Au centre de l’étage des « villages green » pendent au plafond, il s’agit de biosphères autonomes de verdures. Le spectateur peut y insérer sa tête à l’intérieur, tel un clin d’œil sur la relation de l’Homme à la nature et son besoin de la contrôler. Enfin la fameuse installation de Tetsuo Kondo Cloudscapes, littéralement le nuage.

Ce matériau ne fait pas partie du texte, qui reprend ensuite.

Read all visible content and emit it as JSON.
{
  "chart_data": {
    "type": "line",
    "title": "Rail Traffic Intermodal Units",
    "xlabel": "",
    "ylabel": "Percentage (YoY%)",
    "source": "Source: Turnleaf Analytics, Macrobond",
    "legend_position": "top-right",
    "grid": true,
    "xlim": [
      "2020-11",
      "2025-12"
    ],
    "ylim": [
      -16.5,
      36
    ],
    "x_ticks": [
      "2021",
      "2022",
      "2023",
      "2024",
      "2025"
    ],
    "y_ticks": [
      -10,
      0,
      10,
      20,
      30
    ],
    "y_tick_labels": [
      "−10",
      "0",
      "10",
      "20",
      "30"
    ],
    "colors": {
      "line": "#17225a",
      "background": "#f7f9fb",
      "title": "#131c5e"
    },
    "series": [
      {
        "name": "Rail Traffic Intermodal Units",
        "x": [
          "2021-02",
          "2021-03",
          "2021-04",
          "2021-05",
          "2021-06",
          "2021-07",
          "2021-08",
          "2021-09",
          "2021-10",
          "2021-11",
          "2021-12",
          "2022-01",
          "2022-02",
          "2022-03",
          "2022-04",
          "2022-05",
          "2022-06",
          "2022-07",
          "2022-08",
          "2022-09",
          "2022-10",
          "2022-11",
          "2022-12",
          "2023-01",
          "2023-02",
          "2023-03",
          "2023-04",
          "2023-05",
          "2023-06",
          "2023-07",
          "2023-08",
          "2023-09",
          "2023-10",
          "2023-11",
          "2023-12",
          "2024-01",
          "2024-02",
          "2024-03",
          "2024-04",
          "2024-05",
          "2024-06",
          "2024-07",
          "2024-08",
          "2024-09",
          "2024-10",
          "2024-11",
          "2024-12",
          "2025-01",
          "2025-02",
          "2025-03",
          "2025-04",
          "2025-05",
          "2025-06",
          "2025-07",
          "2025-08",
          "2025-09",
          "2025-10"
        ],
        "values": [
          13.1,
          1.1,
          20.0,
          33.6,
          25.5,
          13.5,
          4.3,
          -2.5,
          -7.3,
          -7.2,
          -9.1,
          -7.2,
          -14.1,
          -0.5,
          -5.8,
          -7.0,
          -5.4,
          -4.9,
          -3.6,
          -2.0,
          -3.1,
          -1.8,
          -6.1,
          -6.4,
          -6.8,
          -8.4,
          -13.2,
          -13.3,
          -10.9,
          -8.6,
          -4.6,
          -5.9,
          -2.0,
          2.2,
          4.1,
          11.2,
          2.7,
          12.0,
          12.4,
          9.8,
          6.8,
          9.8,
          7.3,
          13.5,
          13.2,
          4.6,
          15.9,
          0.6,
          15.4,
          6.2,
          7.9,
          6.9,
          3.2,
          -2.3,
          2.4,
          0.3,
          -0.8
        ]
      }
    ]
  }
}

Une nappe de fumée enfermée dans une grande boîte en verre donne l’illusion d’entrer à l’intérieur d’un nuage. « Certaines œuvres ont un côté « ludique ». Comme la boîte de verre où on entre dans un nuage, ou les installations avec des plantes dans lesquelles on peut insérer nos têtes et se retrouver dans la boîte avec la végétation autour de nous à quelques centimètres.» commente une élève en arts plastiques. Le spectateur se retrouve alors acteur où une véritable interaction entre l’œuvre et son destinataire s’établit. En effet après s’être engouffré dans le nuage, une sensation d’étouffement et de chaleur gagne le spectateur tel un effet d’altitude. L’exposition va ainsi plus loin qu’un simple regard artistique.                                                 

Sky Tv, Yoko Ono

Pour terminer, la chaîne Sky TV de Yoko Ono diffuse l’enregistrement du ciel en temps réel retranscrit sur un moniteur, afin que le spectateur puisse le voir de manière intérieure et extérieure. Un poste de télé mais aussi une fenêtre à ciel ouvert semble vouloir comparer l’artiste. Aujourd’hui la Sky TV traverserait le ciel blanc de Pékin. La pollution y est si dense qu’elle cache les couleurs du ciel. « Observer attentivement c’est déjà changer le monde » souligne justement la fondation EDF.

Article réalisé dans le cadre de mes cours d’écriture journalistique en Novembre 2015.